In molecular electronics, single molecules act as active components in electronic circuits. Single‐molecule junctions are a key component of molecular electronics. In single‐molecule junctions a single molecule bridges metal electrodes. To realize molecular electronic devices, it is important that functional single‐molecule junctions are connected to each other by using conductive wires and joint units on the atomic scale. Such a joint unit is necessary to have multiple joint configurations on demand. Although single‐molecule junctions with multiple joint configurations and their conductance behavior has been reported, there are a few studies on joint units that control and change the direction of the charge transport through the junctions.

Osamu Ishitani, Manabu Kiguchi, Shintaro Fujii, Tokyo Institute of Technology, Japan, and colleagues have shown that a ruthenium tris-bipyridine (RuBpy) complex can be a joint unit that controls charge transport directions. By introducing NH2 anchoring groups to the bipyridine units, the Ru complex has six anchoring positions.

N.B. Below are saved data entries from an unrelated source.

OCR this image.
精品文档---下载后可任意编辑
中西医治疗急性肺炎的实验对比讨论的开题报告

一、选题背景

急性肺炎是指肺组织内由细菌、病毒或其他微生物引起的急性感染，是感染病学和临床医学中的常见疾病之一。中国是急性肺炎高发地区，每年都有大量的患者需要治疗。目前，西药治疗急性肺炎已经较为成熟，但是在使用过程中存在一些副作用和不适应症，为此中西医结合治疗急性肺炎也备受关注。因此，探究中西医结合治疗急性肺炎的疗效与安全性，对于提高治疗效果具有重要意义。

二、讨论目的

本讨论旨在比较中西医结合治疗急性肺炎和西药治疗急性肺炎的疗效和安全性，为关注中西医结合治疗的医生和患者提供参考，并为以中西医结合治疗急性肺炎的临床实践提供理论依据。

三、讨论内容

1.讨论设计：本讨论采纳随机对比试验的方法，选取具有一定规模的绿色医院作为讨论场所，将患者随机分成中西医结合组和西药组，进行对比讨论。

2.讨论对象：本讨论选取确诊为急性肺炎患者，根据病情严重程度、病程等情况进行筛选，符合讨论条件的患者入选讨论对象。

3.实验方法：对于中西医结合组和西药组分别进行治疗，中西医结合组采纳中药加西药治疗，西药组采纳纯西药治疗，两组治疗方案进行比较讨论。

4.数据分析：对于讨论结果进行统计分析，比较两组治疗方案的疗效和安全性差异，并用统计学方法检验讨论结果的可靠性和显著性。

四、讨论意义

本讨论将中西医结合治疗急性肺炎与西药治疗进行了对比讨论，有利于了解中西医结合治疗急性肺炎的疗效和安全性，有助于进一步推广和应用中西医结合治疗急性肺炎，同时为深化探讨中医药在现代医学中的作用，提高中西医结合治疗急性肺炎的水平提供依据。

The team has investigated the electron transport properties of the single‐molecule junction of RuBpy with the scanning tunneling microscope (STM) break junction (BJ) technique. The measurements showed that high and low conductance states exist. Correlation Analysis showed that the RuBpy single‐molecule junction works as a multi‐joint unit with multiple binding positions. In the high state, the molecule binds to Au electrodes via NH2 groups on the same bipyridine unit. In the low state, it binds via NH2 groups of different bipyridine units (pictured). The RuBpy molecule can interconnect two Au electrodes linearly and vertically in the high and low conductance states, respectively.

The team used conductance measurements, correlation analysis, and comparative experiments with only the Bpy ligand to characterize the RuBPy's properties for molecular electronics. It was found that the Ru complex has multiple charge transport paths, where the charge is carried through the complex either vertically or horizontally.